Why we should all stop trying to touch our toes
I used to think my life would be easier – better – if I could touch my toes. “When I can touch my toes, man, things are going to be different.” I’d get starry-eyed just thinking about it.
Unconsciously, lots of us think like this: Life will be better when I can do "x." (Have you?) But this belief is straight delusion. Totally insane.
It suggests that flexible humans contain more worth than inflexible ones. It suggests that people with tight hamstrings are bad.
That is plain crazy. We should ban toe-touching.
But seriously, have you ever caught yourself wishing for more flexibility? “Touching my toes” can become a psychological shorthand for “being a better human.” And doing yoga can become a trick to improve oneself.
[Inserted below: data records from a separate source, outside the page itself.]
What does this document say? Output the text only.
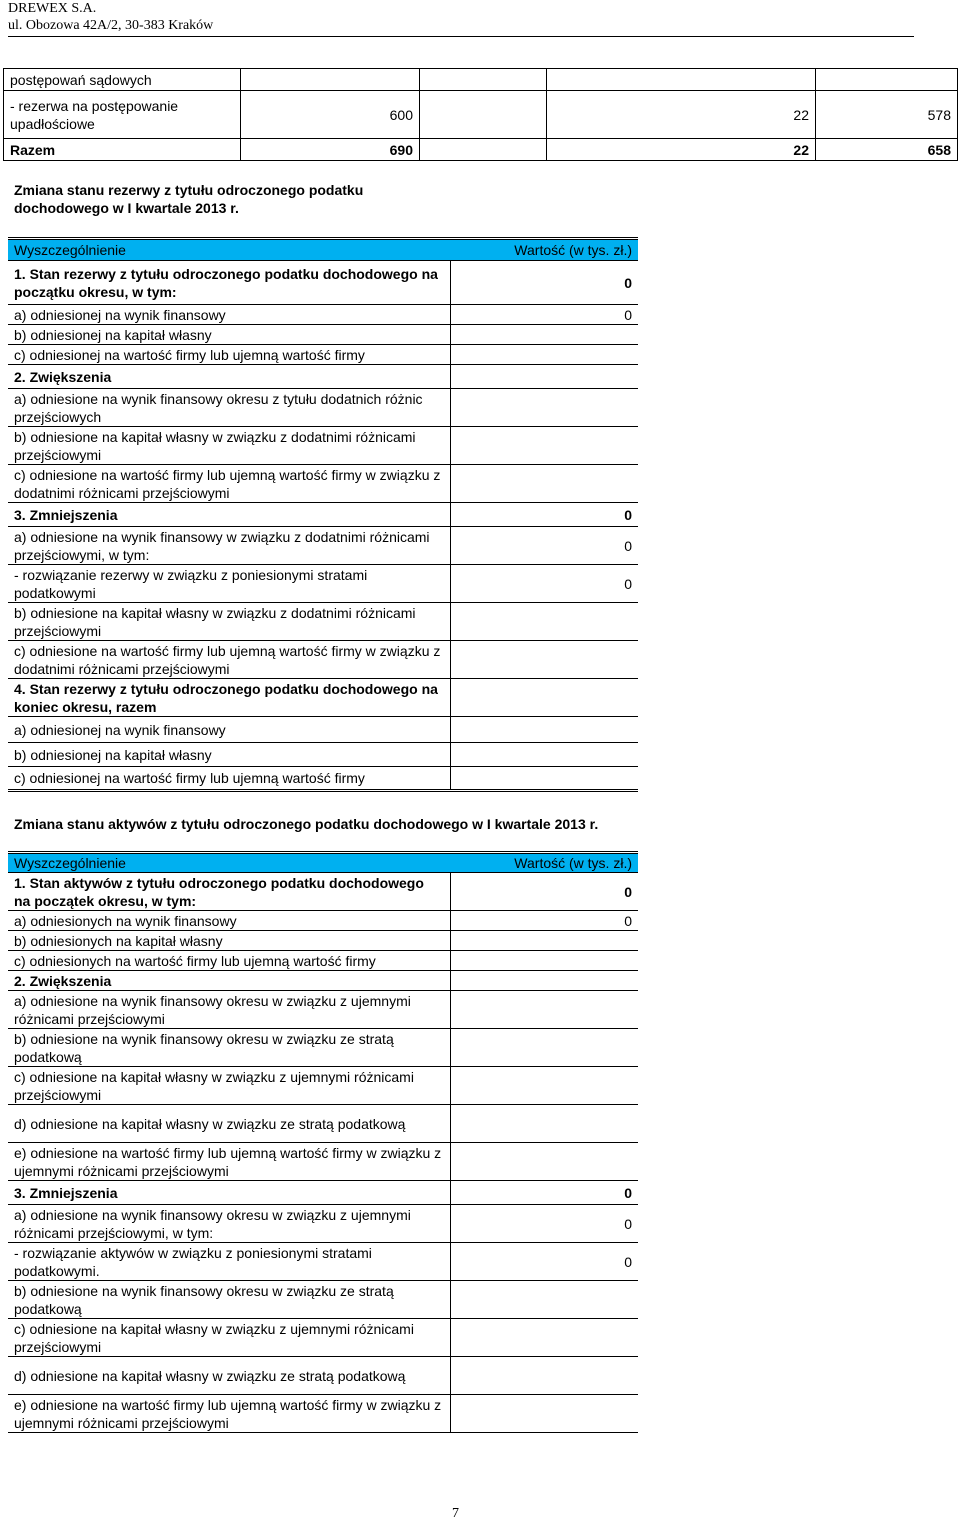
DREWEX S.A.
ul. Obozowa 42A/2, 30-383 Kraków
postępowań sądowych				
- rezerwa na postępowanie upadłościowe	600		22	578
Razem	690		22	658
Zmiana stanu rezerwy z tytułu odroczonego podatku dochodowego w I kwartale 2013 r.
Wyszczególnienie	Wartość (w tys. zł.)
1. Stan rezerwy z tytułu odroczonego podatku dochodowego na początku okresu, w tym:	0
a) odniesionej na wynik finansowy	0
b) odniesionej na kapitał własny	
c) odniesionej na wartość firmy lub ujemną wartość firmy	
2. Zwiększenia	
a) odniesione na wynik finansowy okresu z tytułu dodatnich różnic przejściowych	
b) odniesione na kapitał własny w związku z dodatnimi różnicami przejściowymi	
c) odniesione na wartość firmy lub ujemną wartość firmy w związku z dodatnimi różnicami przejściowymi	
3. Zmniejszenia	0
a) odniesione na wynik finansowy w związku z dodatnimi różnicami przejściowymi, w tym:	0
- rozwiązanie rezerwy w związku z poniesionymi stratami podatkowymi	0
b) odniesione na kapitał własny w związku z dodatnimi różnicami przejściowymi	
c) odniesione na wartość firmy lub ujemną wartość firmy w związku z dodatnimi różnicami przejściowymi	
4. Stan rezerwy z tytułu odroczonego podatku dochodowego na koniec okresu, razem	
a) odniesionej na wynik finansowy	
b) odniesionej na kapitał własny	
c) odniesionej na wartość firmy lub ujemną wartość firmy	
Zmiana stanu aktywów z tytułu odroczonego podatku dochodowego w I kwartale 2013 r.
Wyszczególnienie	Wartość (w tys. zł.)
1. Stan aktywów z tytułu odroczonego podatku dochodowego na początek okresu, w tym:	0
a) odniesionych na wynik finansowy	0
b) odniesionych na kapitał własny	
c) odniesionych na wartość firmy lub ujemną wartość firmy	
2. Zwiększenia	
a) odniesione na wynik finansowy okresu w związku z ujemnymi różnicami przejściowymi	
b) odniesione na wynik finansowy okresu w związku ze stratą podatkową	
c) odniesione na kapitał własny w związku z ujemnymi różnicami przejściowymi	
d) odniesione na kapitał własny w związku ze stratą podatkową	
e) odniesione na wartość firmy lub ujemną wartość firmy w związku z ujemnymi różnicami przejściowymi	
3. Zmniejszenia	0
a) odniesione na wynik finansowy okresu w związku z ujemnymi różnicami przejściowymi, w tym:	0
- rozwiązanie aktywów w związku z poniesionymi stratami podatkowymi.	0
b) odniesione na wynik finansowy okresu w związku ze stratą podatkową	
c) odniesione na kapitał własny w związku z ujemnymi różnicami przejściowymi	
d) odniesione na kapitał własny w związku ze stratą podatkową	
e) odniesione na wartość firmy lub ujemną wartość firmy w związku z ujemnymi różnicami przejściowymi	
7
Spoiler alert: Yoga does not exist to make you a better human.
Yoga exists to remind you that you are simply living. Within the swirling drama of life there is a calm, still space. Through yoga, you connect your mind with a peaceful, vital state of being. You discover that your life source is enormous - and it's the same as everyone else's. That's yoga.
So if you come to yoga to touch your toes, you may work and strain and push. Then one day you'll finally touch your toes … and nothing will happen. Zero! No celebration, no streamers, no enlightenment. Just your hands on your toes. And the same unchanged state of being as before.
So, come to life to be as you are. Come to stop struggling on outward goals. You are not an eternal struggle of inadequacy glazed in wistful aspirations.
You are here. Now.
If you locate self-worth in your hamstrings, you block actual fulfillment. Instead, cast inwards your choice to be happy and sentence yourself to satisfaction of eternal adequacy.
Free your hamstrings; free your self. Stop trying to touch your toes.
Are you making an improvement project out of yourself (and others)? Do you do yoga to make yourself more special?
If you have tied your self-worth to your body project, change your mind today. Come to yoga to accept yourself as you are. Witness the still steady space within you, and witness the world meeting it. That’s it. This is it.
While you’re at it, recognize the silliness of contorting your body in silence with a room full of strangers. Enjoy every second.